Demba Baldé é muçulmano, reza todos dias às 11 da manhã e à tarde às 17 horas; ele levanta-se, vai a um canto, estende um pequeno tapete no chão e faz as suas orações. 

Demba, notou o meu espanto por ele estar muitas vezes a rezar com um rosário nas mãos enquanto trabalhava; por isso ele tomou a iniciativa de me explicar os preceitos da fé muçulmana, um mundo que eu desconhecia: no Ramadão, tinham de rezar todo o dia e fazer jejum, só comiam à noite; quem pode frequentar a mesquita; peregrinação a Meca, quem lá foi, passa a ter título de «El Haaj», ou “Aladje”; e isso e aquilo… etc. e tal.
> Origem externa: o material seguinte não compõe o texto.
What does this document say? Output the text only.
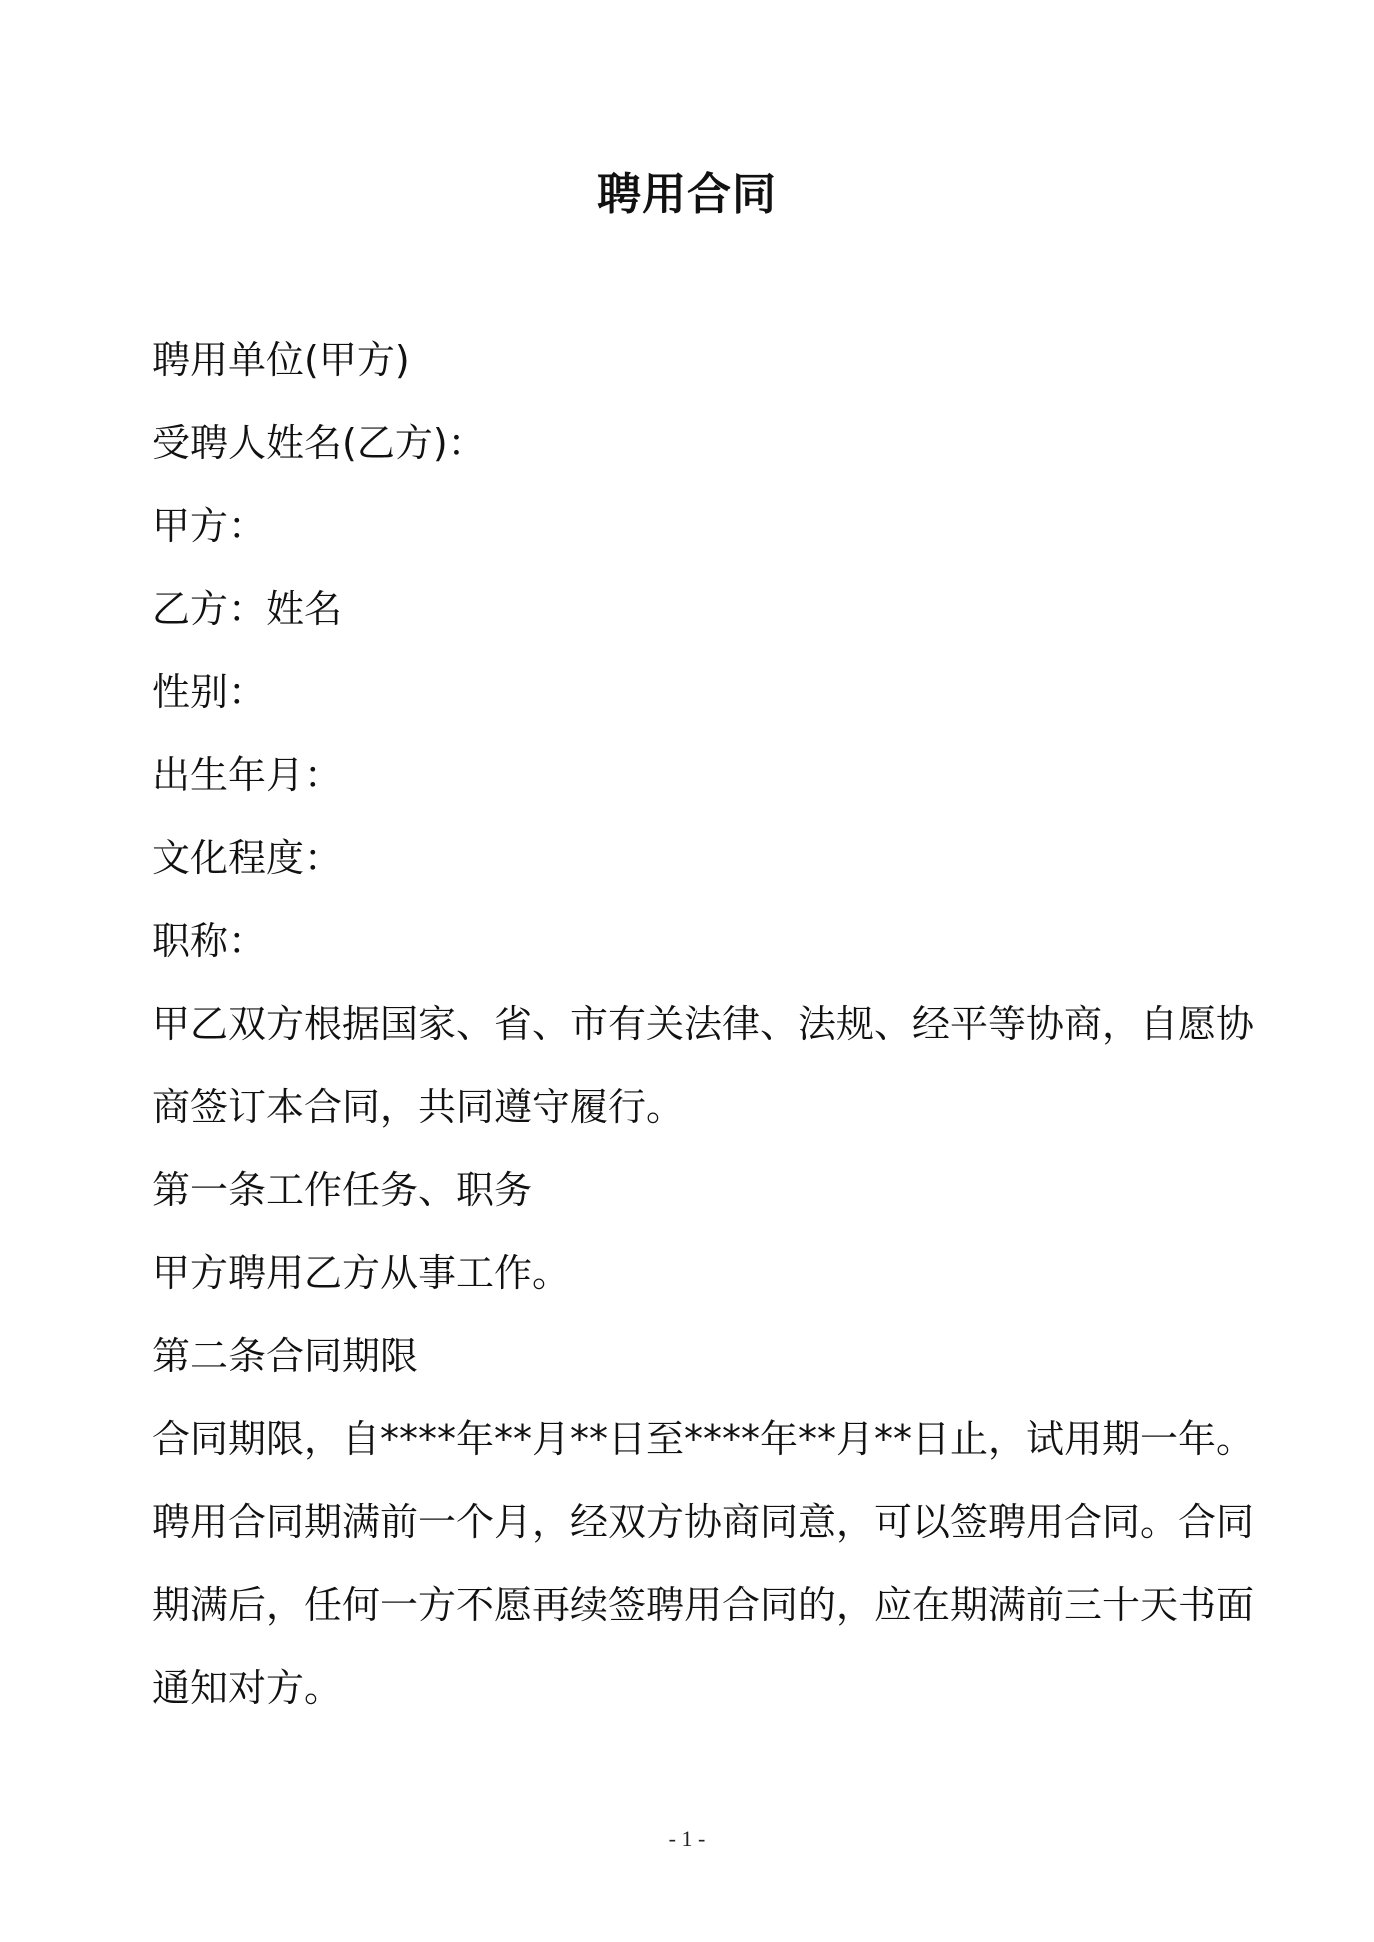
聘用合同
聘用单位(甲方)
受聘人姓名(乙方)：
甲方：
乙方：姓名
性别：
出生年月：
文化程度：
职称：
甲乙双方根据国家、省、市有关法律、法规、经平等协商，自愿协
商签订本合同，共同遵守履行。
第一条工作任务、职务
甲方聘用乙方从事工作。
第二条合同期限
合同期限，自****年**月**日至****年**月**日止，试用期一年。
聘用合同期满前一个月，经双方协商同意，可以签聘用合同。合同
期满后，任何一方不愿再续签聘用合同的，应在期满前三十天书面
通知对方。
- 1 -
Curioso, perguntei apontando, o que era aquele rosário que ele tinha nas mãos? Fez-se de desentendido, não insisti. Prosseguiu explicando que nomes da Bíblia que se diz, serem cristãos, vêm do árabe: Abraão é Ibrahim, José vem de Youssef, etc. 
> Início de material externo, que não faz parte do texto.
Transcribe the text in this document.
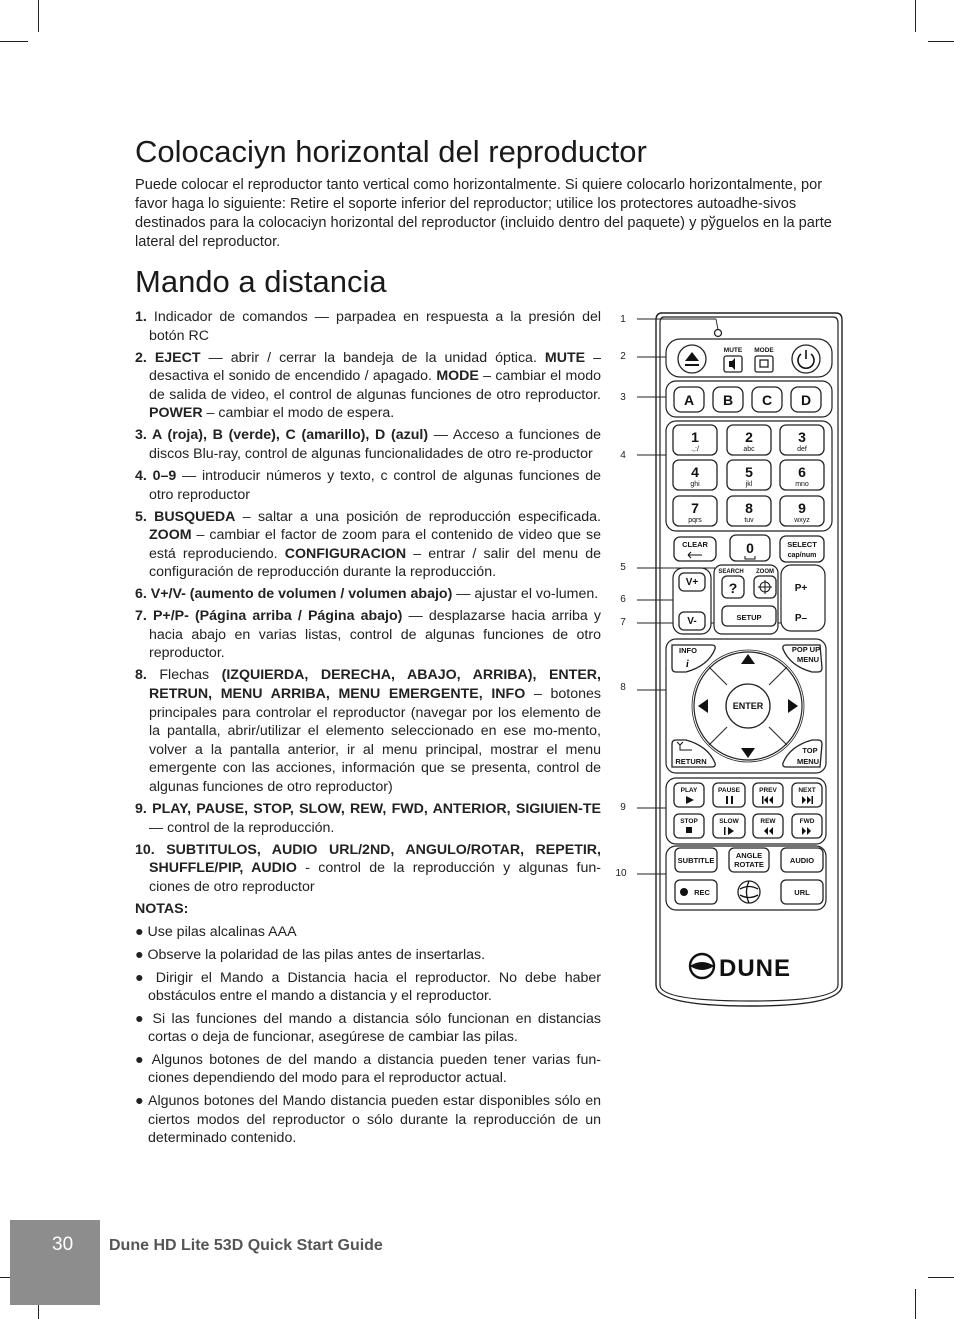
Colocaciyn horizontal del reproductor

Puede colocar el reproductor tanto vertical como horizontalmente. Si quiere colocarlo horizontalmente, por favor haga lo siguiente: Retire el soporte inferior del reproductor; utilice los protectores autoadhe-sivos destinados para la colocaciyn horizontal del reproductor (incluido dentro del paquete) y pўguelos en la parte lateral del reproductor.

Mando a distancia
1. Indicador de comandos — parpadea en respuesta a la presión del botón RC
2. EJECT — abrir / cerrar la bandeja de la unidad óptica. MUTE – desactiva el sonido de encendido / apagado. MODE – cambiar el modo de salida de video, el control de algunas funciones de otro reproductor. POWER – cambiar el modo de espera.
3. A (roja), B (verde), C (amarillo), D (azul) — Acceso a funciones de discos Blu-ray, control de algunas funcionalidades de otro re-productor
4. 0–9 — introducir números y texto, c control de algunas funciones de otro reproductor
5. BUSQUEDA – saltar a una posición de reproducción especificada. ZOOM – cambiar el factor de zoom para el contenido de video que se está reproduciendo. CONFIGURACION – entrar / salir del menu de configuración de reproducción durante la reproducción.
6. V+/V- (aumento de volumen / volumen abajo) — ajustar el vo-lumen.
7. P+/P- (Página arriba / Página abajo) — desplazarse hacia arriba y hacia abajo en varias listas, control de algunas funciones de otro reproductor.
8. Flechas (IZQUIERDA, DERECHA, ABAJO, ARRIBA), ENTER, RETRUN, MENU ARRIBA, MENU EMERGENTE, INFO – botones principales para controlar el reproductor (navegar por los elemento de la pantalla, abrir/utilizar el elemento seleccionado en ese mo-mento, volver a la pantalla anterior, ir al menu principal, mostrar el menu emergente con las acciones, información que se presenta, control de algunas funciones de otro reproductor)
9. PLAY, PAUSE, STOP, SLOW, REW, FWD, ANTERIOR, SIGIUIEN-TE — control de la reproducción.
10. SUBTITULOS, AUDIO URL/2ND, ANGULO/ROTAR, REPETIR, SHUFFLE/PIP, AUDIO - control de la reproducción y algunas fun-ciones de otro reproductor
NOTAS:
● Use pilas alcalinas AAA
● Observe la polaridad de las pilas antes de insertarlas.
● Dirigir el Mando a Distancia hacia el reproductor. No debe haber obstáculos entre el mando a distancia y el reproductor.
● Si las funciones del mando a distancia sólo funcionan en distancias cortas o deja de funcionar, asegúrese de cambiar las pilas.
● Algunos botones de del mando a distancia pueden tener varias fun-ciones dependiendo del modo para el reproductor actual.
● Algunos botones del Mando distancia pueden estar disponibles sólo en ciertos modos del reproductor o sólo durante la reproducción de un determinado contenido.
1
2
3
4
5
6
7
8
9
10
MUTE MODE
A B C D
1
.,:/
2
abc
3
def
4
ghi
5
jkl
6
mno
7
pqrs
8
tuv
9
wxyz
CLEAR	0	SELECT
cap/num
V+
V-
SEARCH ZOOM
?
SETUP
P+
P–
INFO
i
POP UP
MENU
RETURN
TOP
MENU
ENTER
PLAY	PAUSE	PREV	NEXT
STOP	SLOW	REW	FWD
SUBTITLE
ANGLE
ROTATE	AUDIO
REC	URL
DUNE
30 Dune HD Lite 53D Quick Start Guide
Quanto ao rosário, a explicação veio pelo Issa Baldé: chama-se “tashby”. O Issa diz que também é «Fula», explica que o seu nome significa «Jesus» em árabe, aliás fez questão de sublinhar, «Issa» é que é o verdadeiro nome de Jesus! 
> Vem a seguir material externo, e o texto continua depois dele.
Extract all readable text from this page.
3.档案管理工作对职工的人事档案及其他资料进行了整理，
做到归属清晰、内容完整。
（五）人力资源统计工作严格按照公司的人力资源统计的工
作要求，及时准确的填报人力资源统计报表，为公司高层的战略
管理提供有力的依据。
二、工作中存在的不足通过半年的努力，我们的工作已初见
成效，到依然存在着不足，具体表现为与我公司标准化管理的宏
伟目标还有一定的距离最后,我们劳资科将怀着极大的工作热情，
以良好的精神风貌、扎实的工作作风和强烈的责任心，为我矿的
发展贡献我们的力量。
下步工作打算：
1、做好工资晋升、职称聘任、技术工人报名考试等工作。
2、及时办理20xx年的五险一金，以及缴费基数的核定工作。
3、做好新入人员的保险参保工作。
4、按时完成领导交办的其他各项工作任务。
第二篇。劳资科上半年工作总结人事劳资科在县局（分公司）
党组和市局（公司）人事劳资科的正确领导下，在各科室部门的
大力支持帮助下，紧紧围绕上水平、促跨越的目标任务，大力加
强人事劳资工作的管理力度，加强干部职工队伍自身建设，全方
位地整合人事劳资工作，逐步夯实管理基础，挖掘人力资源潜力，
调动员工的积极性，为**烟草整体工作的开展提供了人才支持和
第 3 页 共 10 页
Mas, este nosso dactilógrafo, embora muçulmano, não era praticante, fumava muito e dava-se muito bem com o Claudino,  outro grande fumador,  gozava com o Demba, quando ele me contava estas estórias de religião ou da etnia «Fula».

Demba também me explicou que é da etnia «Fula» com orgulho diz: 

“Nós somos diferentes das outras etnias da Guiné porque sabemos ler e escrever, temos o nosso próprio alfabeto!"

O ex-militar Manuel Dinis, comentou anos mais tarde: 

"Os fulas, ardentes propagandistas do islão, propagavam a escolaridade em árabe. A população manifestava-se algo colaborante, mas assumia uma posição neutra em relação ao IN (inimigo) de maneira a, agradando a uns, não desagradar aos outros.”

Comecei então a ter uma outra noção da Guiné e da sua diversidade. Ao mesmo tempo tentava descobrir alguma ligação minha, com esta terra e com a sua gente. Minha mãe, dizia sempre que a avó dela, era da Guiné, que era filha de um régulo «Fula»! Ou era «Papel»? 

Bem, não importa… Desde pequeno que ouvia contar que a minha bisavó tinha sido levada da Guiné para Cabo Verde pelo meu bisavô, um «badio» branco, filho de metropolitano,  natural de Vilar de Mouros, norte de Portugal,  que se casou com uma branca da Ilha do Fogo (ela foi sepultada no cemitério da Praia em 1700 e tal… e lá estão outros membros da família “Abreu Rodrigues Fernandes”),

Mamã contou-me, naquela época, foi um escândalo na cidade da Praia, quando o director da alfândega (o meu bisavô),  branco loiro, olhos azuis, apareceu amantizado com uma preta da Guiné, onde esteve destacado em serviço. 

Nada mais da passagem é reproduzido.